Timing my follow-up questions was also very important. I didn’t want to interrupt their train of thought, but also didn’t want to let them get too far into another paragraph or section before clarifying what their comment meant.

Overall, we felt our content testing worked well as our technique gathered a lot of insightful and detailed feedback to analyze. Additionally, all the preparation we did beforehand certainly paid off.

Defining tags before analyzing is key

We’d gathered a lot of feedback about the different objectives and use cases our participants had come across, however, digesting this feedback was a mouthful. So I broke it down into smaller bite size pieces.

Using Dovetail, I created a framework of tags based on the document our EM specialist created and from our participants’ feedback. I first created tags for any tasks that were mentioned, for example, any immediate antidotes or treatments that were given to a patient when they were admitted to the emergency department or when they performed a toxicological risk assessment. The tags we used were based on the questions in the script and placed into categories.

Below is a screenshot of what it looked like when we put the information into Dovetail:

Using these tasks, I then created a table with the Actions mentioned that were cross-referenced with the other four categories. This helped to see the patterns and insights.

This is the first time I’ve prepared this type of complex tagging in this way, and I can honestly say it was incredibly beneficial for the project. We were able to classify the feedback on a deeper level, and bypass the usual tags (for example, wants, needs, haves, pain points) that haven’t often led to clear insights in a niche market, like EM residents.

If you try out this framework, I’d be interested to hear your thoughts, and if it worked well for you.

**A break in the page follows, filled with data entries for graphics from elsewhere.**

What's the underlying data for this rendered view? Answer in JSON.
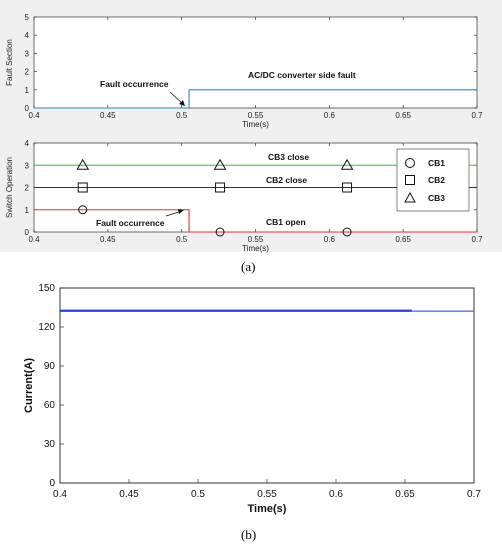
{
  "panel_labels": {
    "a": "(a)",
    "b": "(b)"
  },
  "chart_data": [
    {
      "id": "a1",
      "type": "line",
      "title": "",
      "xlabel": "Time(s)",
      "ylabel": "Fault Section",
      "xlim": [
        0.4,
        0.7
      ],
      "ylim": [
        0,
        5
      ],
      "xticks": [
        "0.4",
        "0.45",
        "0.5",
        "0.55",
        "0.6",
        "0.65",
        "0.7"
      ],
      "yticks": [
        "0",
        "1",
        "2",
        "3",
        "4",
        "5"
      ],
      "grid": false,
      "series": [
        {
          "color": "#2e86c1",
          "x": [
            0.4,
            0.505,
            0.505,
            0.7
          ],
          "y": [
            0,
            0,
            1,
            1
          ]
        }
      ],
      "annotations": [
        {
          "text": "Fault occurrence"
        },
        {
          "text": "AC/DC converter side fault"
        }
      ]
    },
    {
      "id": "a2",
      "type": "line",
      "title": "",
      "xlabel": "Time(s)",
      "ylabel": "Switch Operation",
      "xlim": [
        0.4,
        0.7
      ],
      "ylim": [
        0,
        4
      ],
      "xticks": [
        "0.4",
        "0.45",
        "0.5",
        "0.55",
        "0.6",
        "0.65",
        "0.7"
      ],
      "yticks": [
        "0",
        "1",
        "2",
        "3",
        "4"
      ],
      "grid": false,
      "legend_position": "right",
      "series": [
        {
          "name": "CB1",
          "marker": "circle",
          "color": "#e03030",
          "x": [
            0.4,
            0.505,
            0.505,
            0.7
          ],
          "y": [
            1,
            1,
            0,
            0
          ],
          "marker_x": [
            0.433,
            0.526,
            0.612
          ]
        },
        {
          "name": "CB2",
          "marker": "square",
          "color": "#2020d0",
          "x": [
            0.4,
            0.7
          ],
          "y": [
            2,
            2
          ],
          "marker_x": [
            0.433,
            0.526,
            0.612
          ]
        },
        {
          "name": "CB3",
          "marker": "triangle",
          "color": "#30c030",
          "x": [
            0.4,
            0.7
          ],
          "y": [
            3,
            3
          ],
          "marker_x": [
            0.433,
            0.526,
            0.612
          ]
        }
      ],
      "annotations": [
        {
          "text": "CB3 close"
        },
        {
          "text": "CB2 close"
        },
        {
          "text": "Fault occurrence"
        },
        {
          "text": "CB1 open"
        }
      ]
    },
    {
      "id": "b",
      "type": "line",
      "title": "",
      "xlabel": "Time(s)",
      "ylabel": "Current(A)",
      "xlim": [
        0.4,
        0.7
      ],
      "ylim": [
        0,
        150
      ],
      "xticks": [
        "0.4",
        "0.45",
        "0.5",
        "0.55",
        "0.6",
        "0.65",
        "0.7"
      ],
      "yticks": [
        "0",
        "30",
        "60",
        "90",
        "120",
        "150"
      ],
      "grid": false,
      "series": [
        {
          "color": "#2a3fd6",
          "x": [
            0.4,
            0.655
          ],
          "y": [
            132.5,
            132.5
          ],
          "width": 2.2
        },
        {
          "color": "#2a3fd6",
          "x": [
            0.655,
            0.7
          ],
          "y": [
            132.2,
            132.2
          ],
          "width": 1.0
        }
      ]
    }
  ],
  "colors": {
    "axes_bg_a": "#ffffff",
    "figure_bg_a": "#f0f0f0",
    "axis": "#333333"
  }
}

I learnt a great deal about how to prepare for testing content for a specialized market like medicine, and especially how content testing deepened my understanding of our participants’ daily lives as EM doctors.

One thing I would do differently is to get our editors more involved earlier in the process so they can observe the interviews and see first hand how our participants go through the content for the first time.

I also believe we underestimated the amount of insights we would gain from the content testing. We gathered a lot of feedback to analyze and disseminate across multiple teams, making this a bigger project than we initially anticipated.

When testing significant amounts of content for the first time that are meant to be consumed and applied in multiple tasks, be generous with your timelines. Let stakeholders know that feedback will take dedicated time to analyze and be shared with the relevant teams, to help set timeline expectations.

On a final note, this project showed me that with the right amount of preparation, successful content testing is achievable. I’d recommend this approach to anyone testing content on a topic or field that you’re not familiar with.